We need to save the tokenizer together with the model, because the model receives the text processed with it!

In [47]:
# Save the model
model.save('lstm_moby_dick_5_epochs.h5')

In [48]:
# Save the tokenizer
from pickle import dump,load
dump(tokenizer, open('lstm_moby_dick_tokenizer', 'wb'))

## 4. Generate New Text

Here we create a function that uses the model and the tokenizer to generate new text.

In [83]:
from random import randint
from pickle import load
from keras.models import load_model
from keras.preprocessing.sequence import pad_sequences

### 4.1 Text Generation Function

In [54]:
def generate_text(model, tokenizer, seq_len, seed_text, num_gen_words):
    '''
    INPUTS:
    model : model that was trained on text data
    tokenizer : tokenizer that was fit on text data
    seq_len : length of training sequence
    seed_text : raw string text to serve as the seed
    num_gen_words : number of words to be generated by model
    '''
    
    # Final Output
    output_text = []
    
    # Intial Seed Sequence
    input_text = seed_text
    
    # Create num_gen_words
    for i in range(num_gen_words):
        
        # Take the input text string and encode it to a sequence
        encoded_text = tokenizer.texts_to_sequences([input_text])[0]
        
        # Pad sequences to our trained rate (seq_len=25 words in the video)
        # Padding means if we have more or less tokens than maxlen
        # the token sequence is always set to be maxlen.
        # truncating='pre': remove tokens at the beginning
        # padding='pre': extend sequence at the beginning - with argument value (=0.0)
        # Note that we are extending the input_text with predicted words below,
        # thus, truncation is happening all the time!
        pad_encoded = pad_sequences([encoded_text], maxlen=seq_len, truncating='pre')
        
        # Predict class probabilities for each word
        # This is the next word
        pred_word_ind = model.predict_classes(pad_encoded, verbose=0)[0]
        
        # Grab (next) word
        pred_word = tokenizer.index_word[pred_word_ind] 
        
        # Update the sequence of input text (shifting one over with the new word)
        # Note that we are extending our input text with the new predicted words
        # and pad_sequences truncates/removes the beginning part every iteration!
        input_text += ' ' + pred_word
        
        # Concatenate all predicted words
        output_text.append(pred_word)
        
    # Make it look like a sentence
    return ' '.join(output_text)

### 4.2 Grab a Random Seed Text Sequence and Predict the Next 50 Words

In [66]:
import random
random.seed(101)
random_pick = random.randint(0,len(text_sequences))

In [67]:
random_seed_text = text_sequences[random_pick]

In [68]:
seed_text = ' '.join(random_seed_text)

In [69]:
seed_text

"thought i to myself the man 's a human being just as i am he has just as much reason to fear me as i have"

In [73]:
# We seed a seed sequence of words
# and for that sequence, we generate the next 50 words.
# If the model is simplistic and was trained with few epochs,
# just the most common words will be picked.
# For realistic results, we need to have a complex model (at least 150 LSTM unists in 3 layers)
# and we need to train it long enough (at least 300 epochs)
generate_text(model,tokenizer,seq_len,seed_text=seed_text,num_gen_words=50)

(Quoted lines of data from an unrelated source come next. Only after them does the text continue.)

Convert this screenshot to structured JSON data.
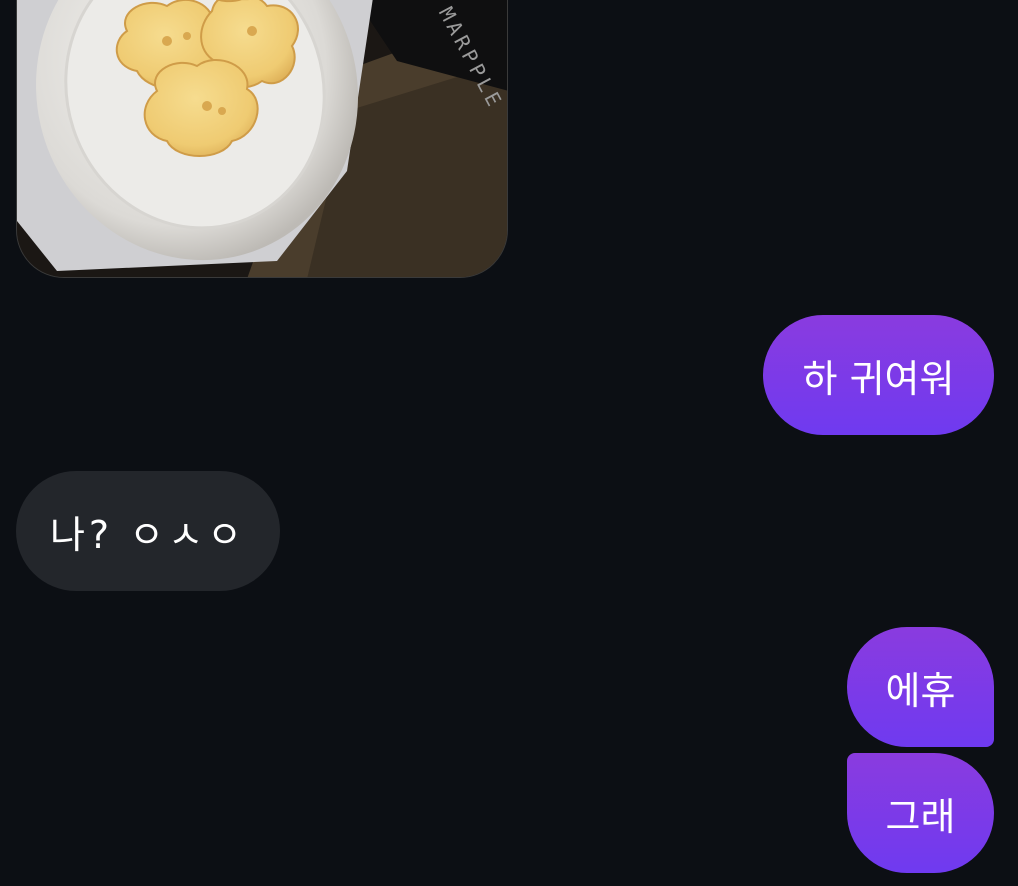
{
  "conversation": {
    "messages": [
      {
        "type": "image",
        "direction": "received",
        "image_desc": "photo-cookies-on-plate",
        "box_text": "MARPPLE"
      },
      {
        "type": "text",
        "direction": "sent",
        "text": "하 귀여워"
      },
      {
        "type": "text",
        "direction": "received",
        "text": "나? ㅇㅅㅇ"
      },
      {
        "type": "text",
        "direction": "sent",
        "text": "에휴"
      },
      {
        "type": "text",
        "direction": "sent",
        "text": "그래"
      }
    ]
  },
  "colors": {
    "background": "#0c0f14",
    "sent_bubble": "#7b3ceb",
    "received_bubble": "#23262b",
    "text": "#ffffff"
  }
}
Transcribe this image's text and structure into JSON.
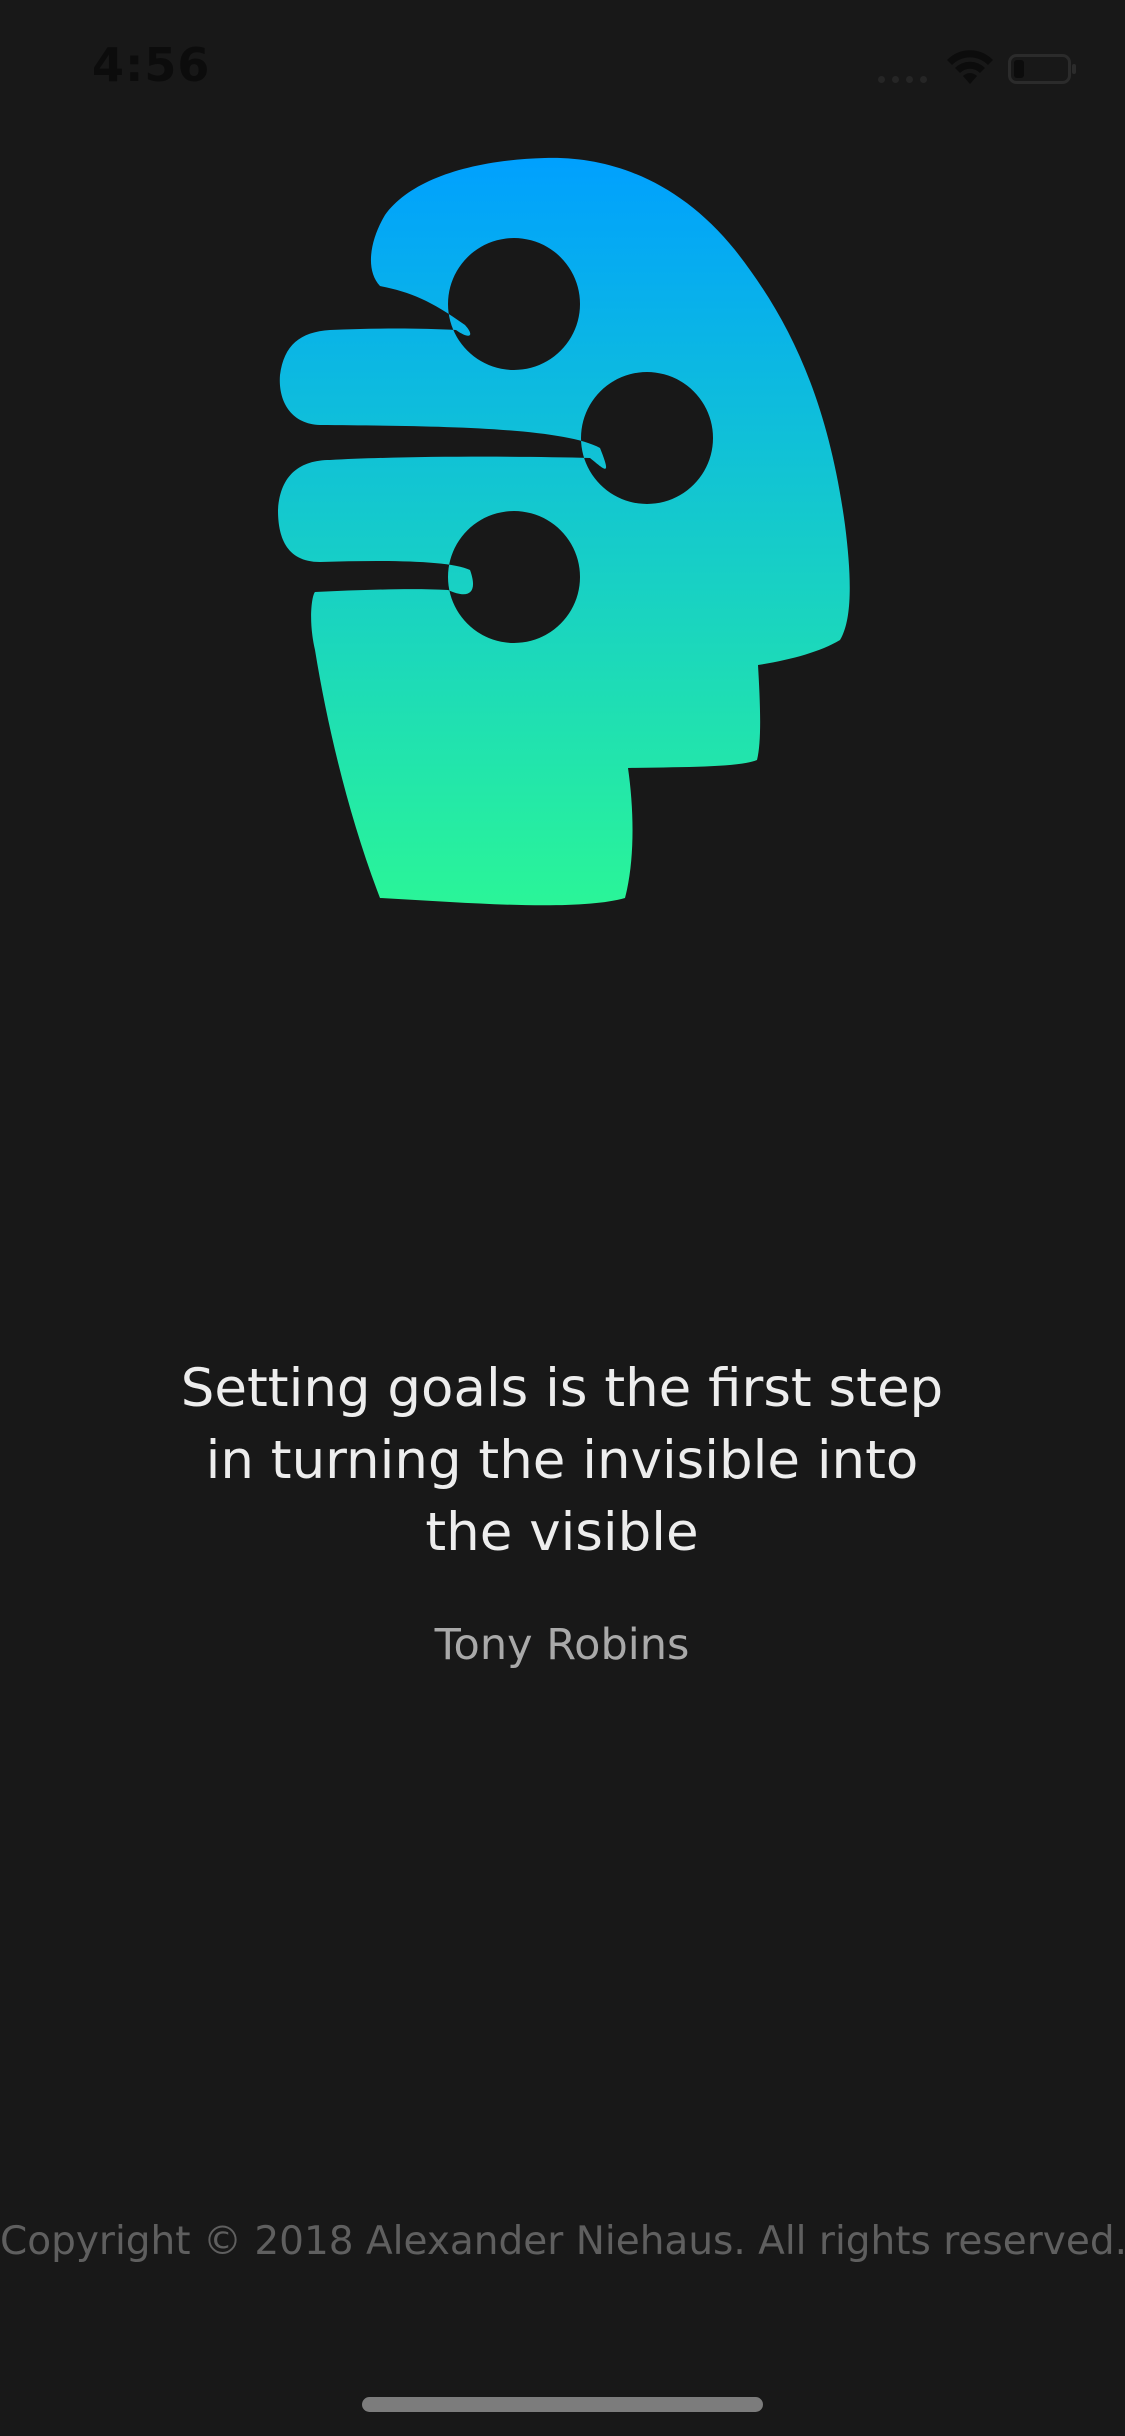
{
  "status_bar": {
    "time": "4:56",
    "signal_icon": "cellular-signal-icon",
    "wifi_icon": "wifi-icon",
    "battery_icon": "battery-icon",
    "battery_level": 0.2
  },
  "logo": {
    "icon": "head-goals-logo-icon",
    "gradient_top": "#00A0FF",
    "gradient_bottom": "#2AF598"
  },
  "quote": {
    "text_line_1": "Setting goals is the first step",
    "text_line_2": "in turning the invisible into",
    "text_line_3": "the visible",
    "author": "Tony Robins"
  },
  "footer": {
    "copyright": "Copyright © 2018 Alexander Niehaus. All rights reserved."
  },
  "colors": {
    "background": "#181818",
    "quote_text": "#EDEDED",
    "author_text": "#A9A9A9",
    "copyright_text": "#5F5F5F"
  }
}
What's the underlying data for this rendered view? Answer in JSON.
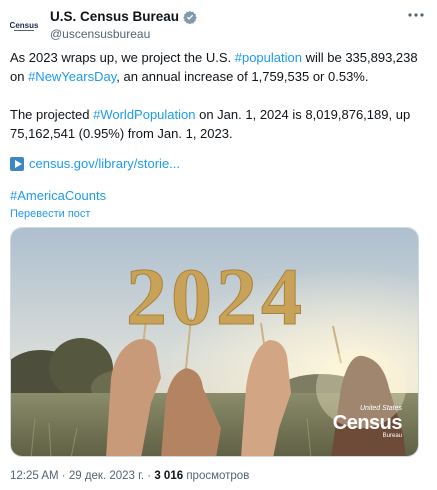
{
  "author": {
    "display_name": "U.S. Census Bureau",
    "handle": "@uscensusbureau",
    "avatar_text": "Census"
  },
  "tweet": {
    "line1_a": "As 2023 wraps up, we project the U.S. ",
    "line1_tag": "#population",
    "line1_b": " will be 335,893,238",
    "line2_a": "on ",
    "line2_tag": "#NewYearsDay",
    "line2_b": ", an annual increase of 1,759,535 or 0.53%.",
    "line3_a": "The projected ",
    "line3_tag": "#WorldPopulation",
    "line3_b": " on Jan. 1, 2024 is 8,019,876,189, up",
    "line4": "75,162,541 (0.95%) from Jan. 1, 2023.",
    "link_text": "census.gov/library/storie...",
    "hashtag": "#AmericaCounts",
    "translate_label": "Перевести пост"
  },
  "media": {
    "year_text": "2024",
    "logo_top": "United States",
    "logo_main": "Census",
    "logo_bottom": "Bureau"
  },
  "footer": {
    "time": "12:25 AM",
    "sep1": " · ",
    "date": "29 дек. 2023 г.",
    "sep2": " · ",
    "views_count": "3 016",
    "views_label": " просмотров"
  },
  "colors": {
    "link": "#1d9bf0",
    "muted": "#536471",
    "verified": "#829aab",
    "gold": "#c9a25a"
  },
  "icons": [
    "verified-badge-icon",
    "more-options-icon",
    "play-icon"
  ]
}
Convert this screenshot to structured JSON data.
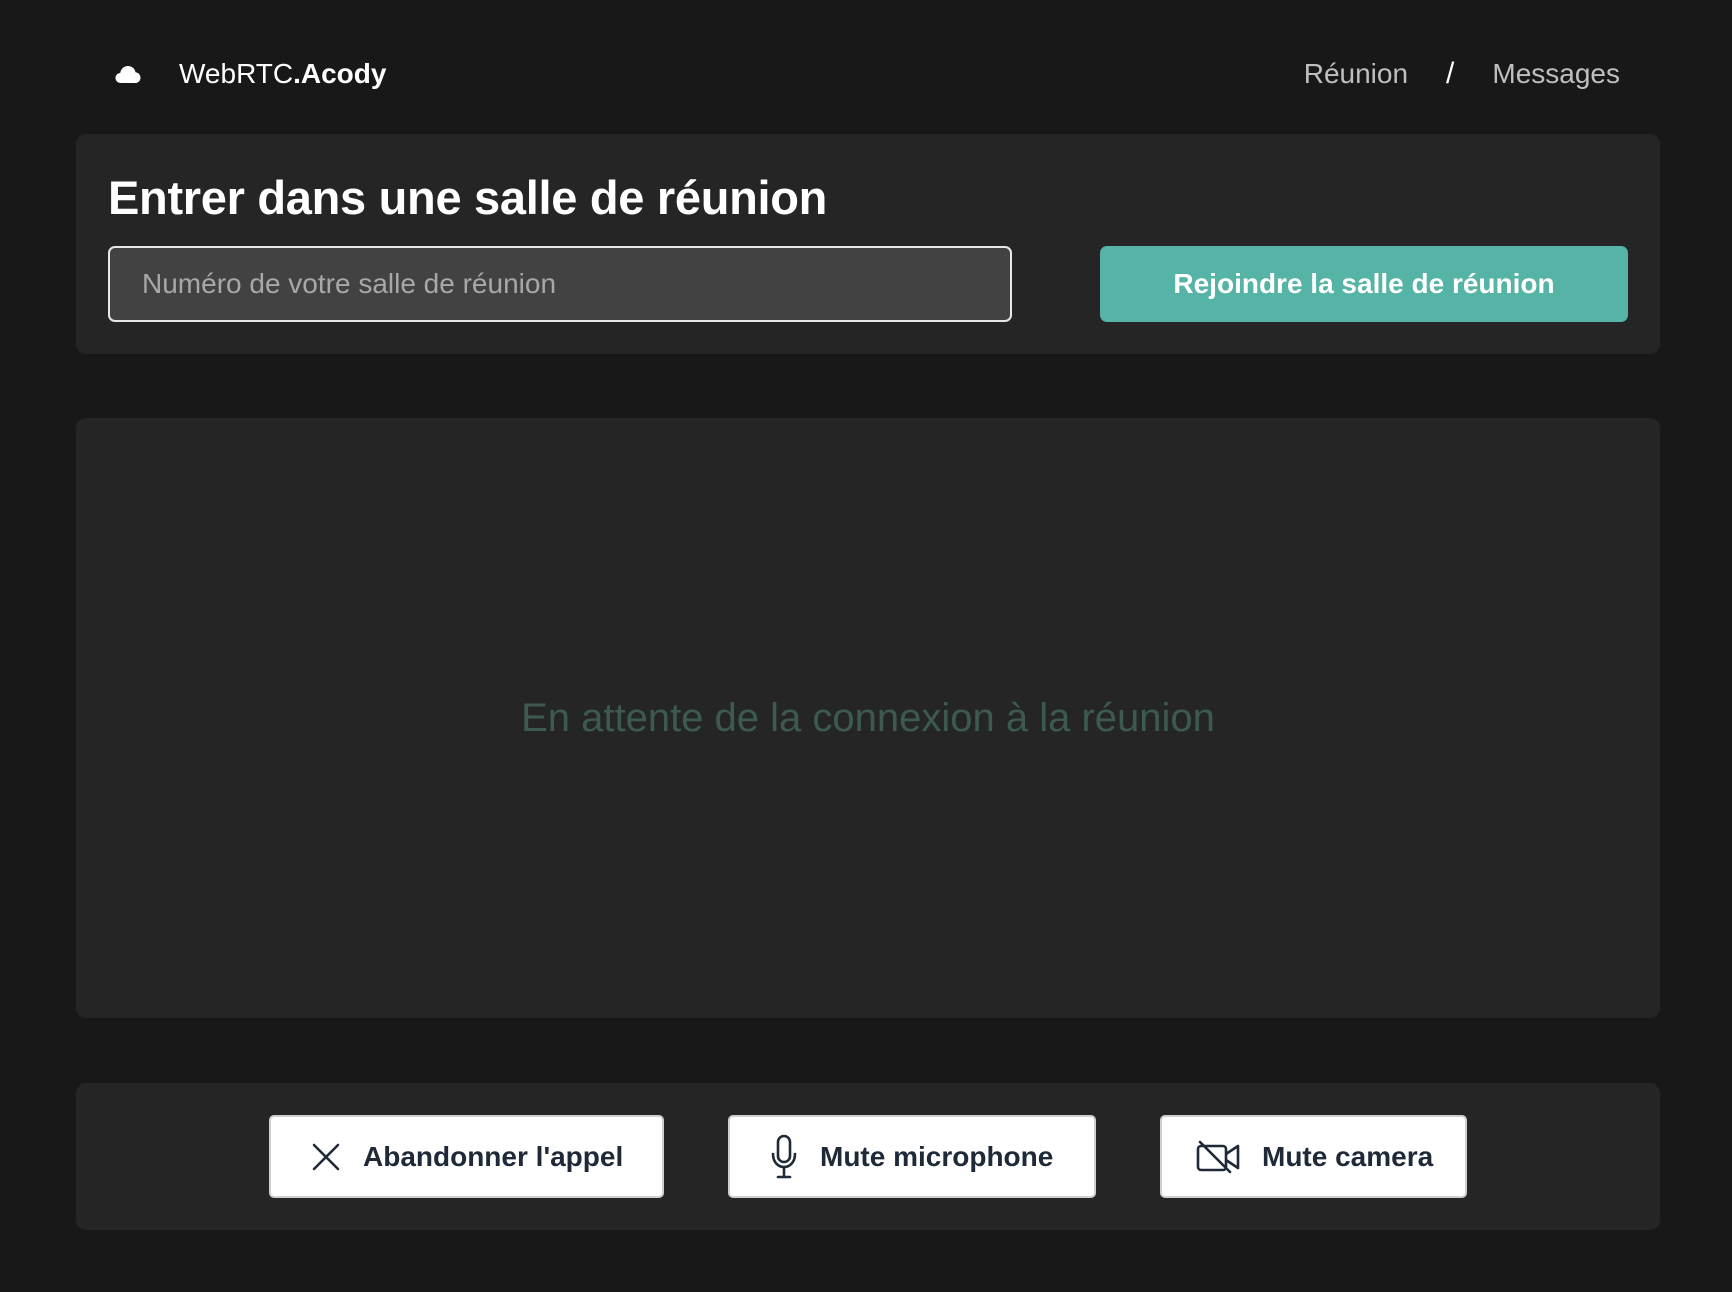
{
  "header": {
    "brand_prefix": "WebRTC",
    "brand_suffix": ".Acody",
    "brand_icon": "cloud-icon",
    "nav": [
      {
        "label": "Réunion"
      },
      {
        "label": "Messages"
      }
    ],
    "separator": "/"
  },
  "join": {
    "title": "Entrer dans une salle de réunion",
    "input_value": "",
    "input_placeholder": "Numéro de votre salle de réunion",
    "button_label": "Rejoindre la salle de réunion"
  },
  "video": {
    "status_text": "En attente de la connexion à la réunion"
  },
  "controls": {
    "leave_label": "Abandonner l'appel",
    "leave_icon": "close-icon",
    "mic_label": "Mute microphone",
    "mic_icon": "microphone-icon",
    "cam_label": "Mute camera",
    "cam_icon": "camera-off-icon"
  },
  "colors": {
    "background": "#181818",
    "panel": "#252525",
    "accent": "#55b4a5",
    "status_text": "#3d5a52"
  }
}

'the little and of the little and of the little and of the little and of the little and of the little and of the little and of the little and of the little and of the little and of the little and of the little and of the little'

### 4.3 Testing a Big Model Trained with the Full Moby Dick Text

This model was provided by the course.

In [77]:
#model = load_model('epoch250.h5')
model = load_model('epochBIG.h5')

  "Converting sparse IndexedSlices to a dense Tensor of unknown shape. "


In [79]:
model.summary()

Model: "sequential_1"
_________________________________________________________________
Layer (type)                 Output Shape              Param #   
embedding_1 (Embedding)      (None, 25, 25)            431400    
_________________________________________________________________
lstm_1 (LSTM)                (None, 25, 150)           105600    
_________________________________________________________________
lstm_2 (LSTM)                (None, 150)               180600    
_________________________________________________________________
dense_1 (Dense)              (None, 150)               22650     
_________________________________________________________________
dense_2 (Dense)              (None, 17256)             2605656   
Total params: 3,345,906
Trainable params: 3,345,906
Non-trainable params: 0
_________________________________________________________________


In [81]:
tokenizer = load(open('epochBIG','rb'))

In [82]:
generate_text(model,tokenizer,seq_len,seed_text=seed_text,num_gen_words=50)

"to be seen there was no bad olfactories my own letter was cheerily listening over his hearers who 's more can go have a wearing answer to accumulate a vow and do him not they to think of his lances stubb sperm by the vast man 's sign by the"